Personally, I follow the discussion on sites such as Groklaw, Slashdot, and Boycott Novell, and I am well educated on Microsoft’s Machiavellian tactics and the harm they do to us all. However, Microsoft is not going to go away until main stream Microsoft users and share holders finally come to understand what Microsoft stands for. They are not going to read the web sites just mentioned. The only hope for their education lies with the main stream press where they will feel comfortable and at home. We must be careful not to alienate the mainstream press, but rather be kind and patient and teach them how to properly educate their readers and how and why this will benefit us all in the long run. Most important, we must give them credit and encouragement where warranted. Perhaps along these lines Boycott Novel could hand out Mainstream Press Rewards like some kind of a Pulitzer Prize for outstanding reporting as seen from Bocott Novell’s unique perspective.
your_friend Reply:
November 1st, 2009 at 3:04 pm
It is right to correct journalist when they are manipulated or deceitful. No good purpose is served by lying to the public. Shareholders and users and others with larger interests in the subject are those who most need to know the truth. People who lie on Microsoft’s behalf, regardless of the reason, are rightly called Microsoft Boosters. Their shame comes from their actions.
Boycott Novell does a fine job of promoting software freedom and others that promote it. Links bring well deserved attention to projects that don’t get it otherwise. Scorn is dumped where it belongs.
The whole browser thing is a distraction. The larger injustice is at the OEM, distribution and retail level, where Microsoft has insured that their OS is always the one that’s cheapest and best advertised. Competitors are sabotaged at all levels from hardware specs to retail floor. Sites like Groklaw, Boycott Novell, FSF and many others are seriously discussing this issue and deserve credit for it. People worried about “browser choice” have missed the big picture.
Roy Schestowitz Reply:
November 1st, 2009 at 3:13 pm
People tend to forget (revisionism is to blame here, at least in part) that it’s no more a “browser choice” thing (like “global warming -> “climate debate” or “bailout” -> “stimulus”) than a case of punishing Microsoft in Europe for the crimes that gave IE market share in the first place. They were found guilty.

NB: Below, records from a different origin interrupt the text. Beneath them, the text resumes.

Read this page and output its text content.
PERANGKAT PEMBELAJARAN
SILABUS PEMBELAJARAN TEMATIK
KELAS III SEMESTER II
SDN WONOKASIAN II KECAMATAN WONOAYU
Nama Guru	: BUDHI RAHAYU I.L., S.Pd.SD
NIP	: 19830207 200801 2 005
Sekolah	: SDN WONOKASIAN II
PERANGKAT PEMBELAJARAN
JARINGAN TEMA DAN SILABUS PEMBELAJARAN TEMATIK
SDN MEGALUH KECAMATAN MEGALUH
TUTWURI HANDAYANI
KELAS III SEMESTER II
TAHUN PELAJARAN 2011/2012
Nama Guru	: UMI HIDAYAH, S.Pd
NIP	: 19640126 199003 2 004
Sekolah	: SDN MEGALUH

A lot of “boosters” use the talking points served by Microsoft and European front groups like ACT and CompTIA, who insist that it’s all about offering choice. They have managed to change the debate. It’s spin doctoring.
Roy Schestowitz said,
November 1, 2009 at 2:56 pm
TropicalCoder,
I try to be gentle towards those whom I disagree with and the word “booster” is hopefully not offensive. Actually, OpenSUSE has just created a “boosters team” (yes, they call it that).
If you spot abundant rudeness in my posts, please point it out. I’m just not to sure how to emphasise sufficiently that a particular reporter works in tandem with Waggener Edstrom and those PR chaps. It is actually important to point this stuff out in order to put convictions into perspective, e.g. a Red hat employee or OSI president (or both as it happens to be) writing about FOSS and Novell.
BrownieBoy said,
November 2, 2009 at 5:52 pm
Actually, the Guardian’s Technology section ran a comparison of Ubuntu 9.10 and Windows 7 only last week. And yes, it was fair and balanced.
http://www.guardian.co.uk/technology/blog/2009/oct/27/ubuntu-koala-windows7-review
Microsoft Jack is the problem. (Needless to say, the abouve review was not from him). Surely, the other journalists who work in that section must be counting off the days to his retirement.